Therewith was inaugurated the most characteristic observance in Islam, the one which impresses itself very strongly upon the Western traveller as he hears in the dimness of every dawning, before the sun's edge is seen in the east, the voices of the Muezzin from each mosque in the city proclaiming their changeless message, their insistent command to prayer and praise. He sees the city leap into magical life, the dark figures of the Muslim hurrying to the Holy Place that lies shimmering in the golden light of early day, and knows that, behind this outward manifestation, lies a faith, at root incomprehensible by reason of its aloofness from the advancing streams of modern thought, a faith spiritually impotent, since it flees from mysticism, generating an energy which has expended its vital force in conquest, only to find itself too intellectually backward and physically sluggish to gather in prosperity the fruits of its attainments. Its lack of imagination, its utter ignorance of the lure of what is strange, have been responsible for its achievement of stupendous tasks, for the driving energy behind was never appalled by anticipation, nor checked by any realisation of coming stress and terror. And the same qualities that led the Muslim to world-conquest thereafter caused their downfall, for their minds could not visualise that world of imagination necessary for any creative science, while they were not attuned in intellect for the reception of such generative ideas as have contributed to the philosophic and speculative development of the Western world.

All the characteristics which distinguish Islam to the making and the blasting of its fortunes may be found in embryo in the small Medinan community; for their leader, by his own creative ardour, imposed upon his flock every idea which shaped the form and content of its future career from its rising even to its zenith and decline.

CHAPTER XI

THE BATTLE OF BEDR

"They plotted, but God plotted, and of plotters is God the best."—The Koran.

Mahomet's star, now continually upon the ascendant, flamed into sudden glory in Ramadan of the second year of the Hegira. Its brilliance and the bewilderment caused by its triumphant continuance is reflected in all the chronicles and legends clustered around that period.
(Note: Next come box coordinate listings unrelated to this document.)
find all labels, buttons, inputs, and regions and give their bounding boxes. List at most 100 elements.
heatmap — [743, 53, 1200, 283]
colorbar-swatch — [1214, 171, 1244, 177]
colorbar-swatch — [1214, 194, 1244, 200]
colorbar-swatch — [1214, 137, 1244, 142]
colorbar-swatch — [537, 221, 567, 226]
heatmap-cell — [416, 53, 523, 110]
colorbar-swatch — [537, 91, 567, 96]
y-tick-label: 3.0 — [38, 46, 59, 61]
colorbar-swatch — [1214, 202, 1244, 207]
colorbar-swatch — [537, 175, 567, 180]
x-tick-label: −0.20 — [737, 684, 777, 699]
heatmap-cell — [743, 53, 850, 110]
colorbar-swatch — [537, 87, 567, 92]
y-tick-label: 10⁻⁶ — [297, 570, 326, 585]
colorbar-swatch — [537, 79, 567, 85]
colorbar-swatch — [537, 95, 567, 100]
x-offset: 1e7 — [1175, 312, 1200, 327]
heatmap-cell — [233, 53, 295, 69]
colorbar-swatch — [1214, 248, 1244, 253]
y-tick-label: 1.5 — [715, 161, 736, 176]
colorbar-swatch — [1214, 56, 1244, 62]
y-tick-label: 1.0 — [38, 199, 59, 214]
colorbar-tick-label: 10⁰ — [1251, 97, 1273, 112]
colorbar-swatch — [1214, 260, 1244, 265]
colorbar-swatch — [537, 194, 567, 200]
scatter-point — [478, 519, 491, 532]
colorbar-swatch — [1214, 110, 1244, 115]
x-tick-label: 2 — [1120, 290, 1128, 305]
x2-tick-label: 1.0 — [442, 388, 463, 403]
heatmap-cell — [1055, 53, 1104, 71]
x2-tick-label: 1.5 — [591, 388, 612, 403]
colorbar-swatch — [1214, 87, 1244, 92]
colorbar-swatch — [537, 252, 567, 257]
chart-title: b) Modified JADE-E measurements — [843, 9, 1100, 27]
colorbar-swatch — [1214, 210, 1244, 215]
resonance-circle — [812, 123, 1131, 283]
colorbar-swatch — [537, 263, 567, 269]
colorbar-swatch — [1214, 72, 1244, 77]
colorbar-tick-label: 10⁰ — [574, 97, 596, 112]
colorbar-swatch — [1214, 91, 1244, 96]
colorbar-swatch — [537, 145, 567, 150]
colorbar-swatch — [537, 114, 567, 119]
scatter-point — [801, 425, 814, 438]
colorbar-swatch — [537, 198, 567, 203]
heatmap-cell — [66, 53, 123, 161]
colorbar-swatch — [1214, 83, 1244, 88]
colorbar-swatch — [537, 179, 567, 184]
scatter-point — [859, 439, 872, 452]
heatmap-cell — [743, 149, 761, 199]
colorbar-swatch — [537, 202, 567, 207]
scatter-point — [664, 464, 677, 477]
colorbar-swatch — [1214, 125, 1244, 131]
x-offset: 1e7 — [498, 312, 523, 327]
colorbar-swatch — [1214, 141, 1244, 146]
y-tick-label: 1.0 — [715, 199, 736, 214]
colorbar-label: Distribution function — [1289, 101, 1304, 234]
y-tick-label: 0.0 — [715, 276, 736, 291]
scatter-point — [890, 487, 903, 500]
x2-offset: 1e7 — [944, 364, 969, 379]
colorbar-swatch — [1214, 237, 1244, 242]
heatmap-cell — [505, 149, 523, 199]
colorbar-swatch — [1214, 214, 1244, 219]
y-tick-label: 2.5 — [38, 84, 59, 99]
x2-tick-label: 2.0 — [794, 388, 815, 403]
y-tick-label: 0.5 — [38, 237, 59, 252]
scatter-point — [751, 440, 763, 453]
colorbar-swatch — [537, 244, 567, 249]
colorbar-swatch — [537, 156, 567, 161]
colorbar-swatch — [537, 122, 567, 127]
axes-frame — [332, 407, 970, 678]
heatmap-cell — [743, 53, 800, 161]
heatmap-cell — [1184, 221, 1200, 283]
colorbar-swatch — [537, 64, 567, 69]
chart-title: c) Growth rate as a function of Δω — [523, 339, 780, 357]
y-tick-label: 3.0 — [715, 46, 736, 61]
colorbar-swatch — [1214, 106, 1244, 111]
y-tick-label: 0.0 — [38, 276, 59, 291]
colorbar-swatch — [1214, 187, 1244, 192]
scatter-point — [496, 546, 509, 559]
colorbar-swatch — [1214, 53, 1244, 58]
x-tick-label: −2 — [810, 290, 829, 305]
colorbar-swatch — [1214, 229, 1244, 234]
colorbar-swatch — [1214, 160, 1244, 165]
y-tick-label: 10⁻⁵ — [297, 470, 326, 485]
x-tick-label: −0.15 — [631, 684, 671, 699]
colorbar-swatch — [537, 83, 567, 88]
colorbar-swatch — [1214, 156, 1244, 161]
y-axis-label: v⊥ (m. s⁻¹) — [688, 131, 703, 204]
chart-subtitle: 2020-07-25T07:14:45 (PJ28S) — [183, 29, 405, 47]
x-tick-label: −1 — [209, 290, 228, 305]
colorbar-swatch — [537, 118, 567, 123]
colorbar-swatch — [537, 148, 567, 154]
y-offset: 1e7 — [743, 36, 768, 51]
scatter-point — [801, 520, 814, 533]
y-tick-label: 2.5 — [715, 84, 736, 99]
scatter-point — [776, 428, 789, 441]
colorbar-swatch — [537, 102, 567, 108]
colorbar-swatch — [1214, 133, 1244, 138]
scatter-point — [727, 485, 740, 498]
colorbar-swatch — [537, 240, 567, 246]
If Nakhlu had been an achievement worthy of God's emissary, the victory which followed it was an irrefutable argument in favour of Mahomet's divinely ordained rulership of the Arabian peoples. It appeared to the Muslim, and even to contemporary hostile tribes, nothing less than a stupendous proof of their championship by God. Muslim poets and historians are never weary of expatiating upon the glories achieved by their tiny community with little but abiding zeal and supreme faith with which to confound their foes. No military event in the life of the Prophet called forth such rejoicings from his own lips as the triumph at Bedr:

"O ye Meccans, if ye desired a decision, now hath the decision come to you. It will be better for you if ye give over the struggle. If ye return to it, we will return, and your forces, though they be many, shall never avail you aught, for God is with the Faithful."

Through the whole of Sura viii the strain of exultation runs, the presentment in dull words of fierce and splendid courage wrought out into victory in the midst of the storms and lightnings of Heaven.

Such an earth-shaking event, the effects of which reached far beyond its immediate environment, received fitting treatment at the hands of all Arabian chronicles, so that we are enabled to reconstruct the events preceding the battle itself, its action and result, with a vivid completeness that is often denied us in the lesser events.